AutoKitteh is a platform that enables Durable Python. It is a server on which Python code (i.e., business logic) can be deployed and executed.  In our example above, with AutoKitteh all you need is the original four lines of code to ensure process reliability. In the extreme case of failure, it provides full visibility of the failed workflows and log-trace showing the exact location of errors. It also provides options to stop workflows and easily deploy new code versions.

This demo shows how you can run Python code in AutoKitteh as Durable Python. Under the hood, AutoKitteh runs the Python code as a Temporal workflow where calls to external, non-deterministic APIs are executed as Temporal activities. You can learn more about AutoKitteh here

How developers benefit from Durable Python

Durable Python makes it easy for developers to build reliable, long-running workflows:

  • Less code, less bugs, less development time, minimal ramp-up time
  • Reliability based on state management and seamless recovery from server downtime
  • Workflow management and tracing
  • “Serverless” environment for easy deployment of any workflow 

Durable Python can be very helpful in diverse use cases, such as core business workflows, CI/CD and DevOps pipelines, machine learning training loops, office automation, on-call ticket handling, and more.
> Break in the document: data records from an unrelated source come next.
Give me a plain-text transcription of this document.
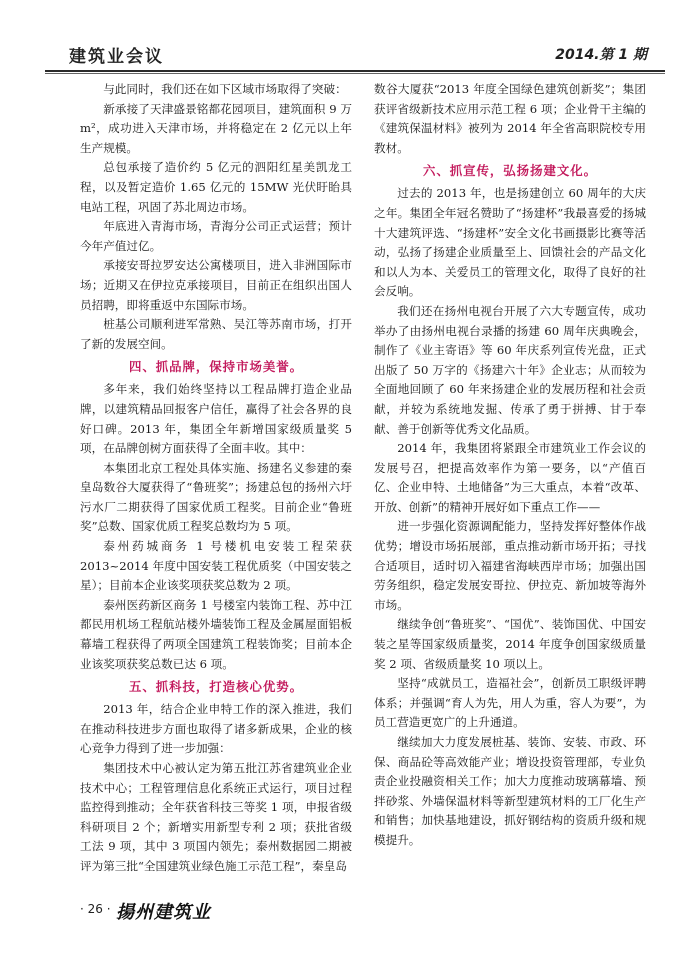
建筑业会议	2014.第 1 期

与此同时，我们还在如下区域市场取得了突破：

新承接了天津盛景铭都花园项目，建筑面积 9 万 m²，成功进入天津市场，并将稳定在 2 亿元以上年生产规模。

总包承接了造价约 5 亿元的泗阳红星美凯龙工程，以及暂定造价 1.65 亿元的 15MW 光伏盱眙具电站工程，巩固了苏北周边市场。

年底进入青海市场，青海分公司正式运营；预计今年产值过亿。

承接安哥拉罗安达公寓楼项目，进入非洲国际市场；近期又在伊拉克承接项目，目前正在组织出国人员招聘，即将重返中东国际市场。

桩基公司顺利进军常熟、吴江等苏南市场，打开了新的发展空间。

四、抓品牌，保持市场美誉。

多年来，我们始终坚持以工程品牌打造企业品牌，以建筑精品回报客户信任，赢得了社会各界的良好口碑。2013 年，集团全年新增国家级质量奖 5 项，在品牌创树方面获得了全面丰收。其中：

本集团北京工程处具体实施、扬建名义参建的秦皇岛数谷大厦获得了“鲁班奖”；扬建总包的扬州六圩污水厂二期获得了国家优质工程奖。目前企业“鲁班奖”总数、国家优质工程奖总数均为 5 项。

泰州药城商务 1 号楼机电安装工程荣获 2013~2014 年度中国安装工程优质奖（中国安装之星）；目前本企业该奖项获奖总数为 2 项。

泰州医药新区商务 1 号楼室内装饰工程、苏中江都民用机场工程航站楼外墙装饰工程及金属屋面铝板幕墙工程获得了两项全国建筑工程装饰奖；目前本企业该奖项获奖总数已达 6 项。

五、抓科技，打造核心优势。

2013 年，结合企业申特工作的深入推进，我们在推动科技进步方面也取得了诸多新成果，企业的核心竞争力得到了进一步加强：

集团技术中心被认定为第五批江苏省建筑业企业技术中心；工程管理信息化系统正式运行，项目过程监控得到推动；全年获省科技三等奖 1 项，申报省级科研项目 2 个；新增实用新型专利 2 项；获批省级工法 9 项，其中 3 项国内领先；泰州数据园二期被评为第三批“全国建筑业绿色施工示范工程”，秦皇岛

数谷大厦获“2013 年度全国绿色建筑创新奖”；集团获评省级新技术应用示范工程 6 项；企业骨干主编的《建筑保温材料》被列为 2014 年全省高职院校专用教材。

六、抓宣传，弘扬扬建文化。

过去的 2013 年，也是扬建创立 60 周年的大庆之年。集团全年冠名赞助了“扬建杯”我最喜爱的扬城十大建筑评选、“扬建杯”安全文化书画摄影比赛等活动，弘扬了扬建企业质量至上、回馈社会的产品文化和以人为本、关爱员工的管理文化，取得了良好的社会反响。

我们还在扬州电视台开展了六大专题宣传，成功举办了由扬州电视台录播的扬建 60 周年庆典晚会，制作了《业主寄语》等 60 年庆系列宣传光盘，正式出版了 50 万字的《扬建六十年》企业志；从而较为全面地回顾了 60 年来扬建企业的发展历程和社会贡献，并较为系统地发掘、传承了勇于拼搏、甘于奉献、善于创新等优秀文化品质。

2014 年，我集团将紧跟全市建筑业工作会议的发展号召，把提高效率作为第一要务，以“产值百亿、企业申特、土地储备”为三大重点，本着“改革、开放、创新”的精神开展好如下重点工作——

进一步强化资源调配能力，坚持发挥好整体作战优势；增设市场拓展部，重点推动新市场开拓；寻找合适项目，适时切入福建省海峡西岸市场；加强出国劳务组织，稳定发展安哥拉、伊拉克、新加坡等海外市场。

继续争创“鲁班奖”、“国优”、装饰国优、中国安装之星等国家级质量奖，2014 年度争创国家级质量奖 2 项、省级质量奖 10 项以上。

坚持“成就员工，造福社会”，创新员工职级评聘体系；并强调“育人为先，用人为重，容人为要”，为员工营造更宽广的上升通道。

继续加大力度发展桩基、装饰、安装、市政、环保、商品砼等高效能产业；增设投资管理部，专业负责企业投融资相关工作；加大力度推动玻璃幕墙、预拌砂浆、外墙保温材料等新型建筑材料的工厂化生产和销售；加快基地建设，抓好钢结构的资质升级和规模提升。

· 26 · 揚州建筑业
Bottom line: less code, less time, less pain

By leveraging Durable-Python, you can create, deploy and manage reliable workflow automation with just a few lines of code. 

Durable execution and seamless recovery is managed under the hood without any need for developer involvement. Developers simply write the business logic and upload to AutoKitteh, which then adds the necessary functionality (e.g., queues, state management) “behind the scenes” to ensure durable execution.

While there several excellent dedicated tools for achieving durability (e.g., using Temporal), Durable Python lets you do it in a fast, simple and inexpensive manner.